Housecall started the summer that my two daughters were away at the Kansas City Ballet Intensive.  Ballet Feet  It was an idea that a doctor-dad had, as he viewed his two daughter’s ailing feet from 400 miles away.  Ballerinas, for all their grace and precision, have notoriously terrible feet.  They stuff them into pointe shoes and then try to balance on their toes for several hours a day.  Young ballerinas learn to deal with the myriad ailments that come with dancing for hours at a time.  That summer intensive was my two daughter’s first experience in dancing at a pre-professional level.  Their feet were not used to the punishing schedule.  So, they turned to their dad, a Cardiologist.  I was giving them advice about foot care (not exactly my specialty) after viewing the various bumps, bruises, blisters, and sores that many hours of ballet had wrought.  I found that FaceTime actually worked pretty darn well to get an up close, high definition view of a blistered toe or a swollen foot.  A mobile phone could easily share a detailed view of what hurt.  I thought about all the times I had a patient who had called in and gone into a detailed description of some bruise or swollen area.  The call invariably resulted in telling them to “just come in and let me look at it.” 

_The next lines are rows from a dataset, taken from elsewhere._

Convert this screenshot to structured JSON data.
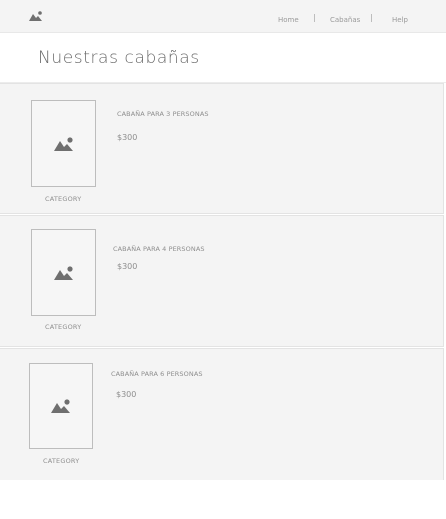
{
  "nav": {
    "logo_icon": "image-icon",
    "items": [
      {
        "label": "Home"
      },
      {
        "label": "Cabañas"
      },
      {
        "label": "Help"
      }
    ]
  },
  "page": {
    "title": "Nuestras cabañas"
  },
  "cards": [
    {
      "title": "CABAÑA PARA 3 PERSONAS",
      "price": "$300",
      "category": "CATEGORY",
      "icon": "image-placeholder-icon"
    },
    {
      "title": "CABAÑA PARA 4 PERSONAS",
      "price": "$300",
      "category": "CATEGORY",
      "icon": "image-placeholder-icon"
    },
    {
      "title": "CABAÑA PARA 6 PERSONAS",
      "price": "$300",
      "category": "CATEGORY",
      "icon": "image-placeholder-icon"
    }
  ],
  "colors": {
    "card_bg": "#f4f4f4",
    "text": "#8e8e8e",
    "icon": "#6f6f6f"
  }
}
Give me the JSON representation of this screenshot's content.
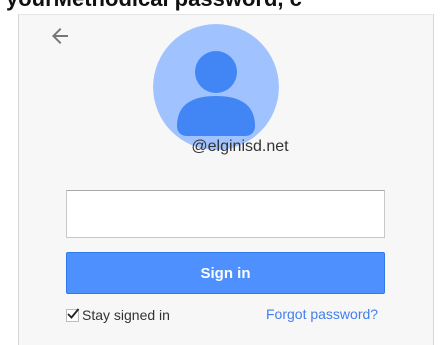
{
  "background_text": "yourMethodical password, c",
  "account": {
    "email": "@elginisd.net"
  },
  "form": {
    "password_value": "",
    "password_placeholder": "",
    "signin_label": "Sign in",
    "stay_signed_in_label": "Stay signed in",
    "stay_signed_in_checked": true,
    "forgot_password_label": "Forgot password?"
  },
  "icons": {
    "back": "back-arrow-icon",
    "avatar": "default-avatar-icon",
    "check": "checkmark-icon"
  },
  "colors": {
    "primary_button": "#4d90fe",
    "link": "#427fed",
    "avatar_bg": "#a0c3ff",
    "avatar_fg": "#4285f4"
  }
}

I researched FaceTime and Skype and discovered that neither were secure enough for a medical use.  They could fairly easily be hacked.  I looked around at the video conferencing apps and products that had been around for a decade or more to connect businesses remotely to their home office.  I found that they too were not secure enough for medical use and that most companies that had tried to create a telemedicine product out of their video conferencing app had found that a medical appointment was a little different than a discussion of the latest product release.  Several large communication companies had tried and failed at finding the right way to do telemedicine.  I began to think that this was an idea whose time had come and I was in a unique position to do something different. 

I also had spent years looking at lists of heart rates and blood pressures from patients.  They came into my office with legal pads filled with their home readings over days, weeks and sometimes months.  Many patients with hypertension have fairly good BP readings at home but very high readings in our offices.  The dreaded “white coat hypertension” was reliant on accurate patient-derived data from home, but dismissed data derived by a trained medical professional in the office.  I had noticed the trend of patient health tracking via Jawbone’s Up band, Fitbit, and the at the time soon to come Apple Watch.  I saw that trend as transformative.  The patient would collect their own health data and be able to share it with whomever they wanted.  I wanted to give the patient the ability to be the collector (and owner) of their own health data but to put that data in a format that would make sense for a doctor reviewing it in a telemedicine conference.  Adding that data information to a remote telemedicine visit would allow a doctor to actually treat a patient just like they did in the office.  That formative idea was Housecall.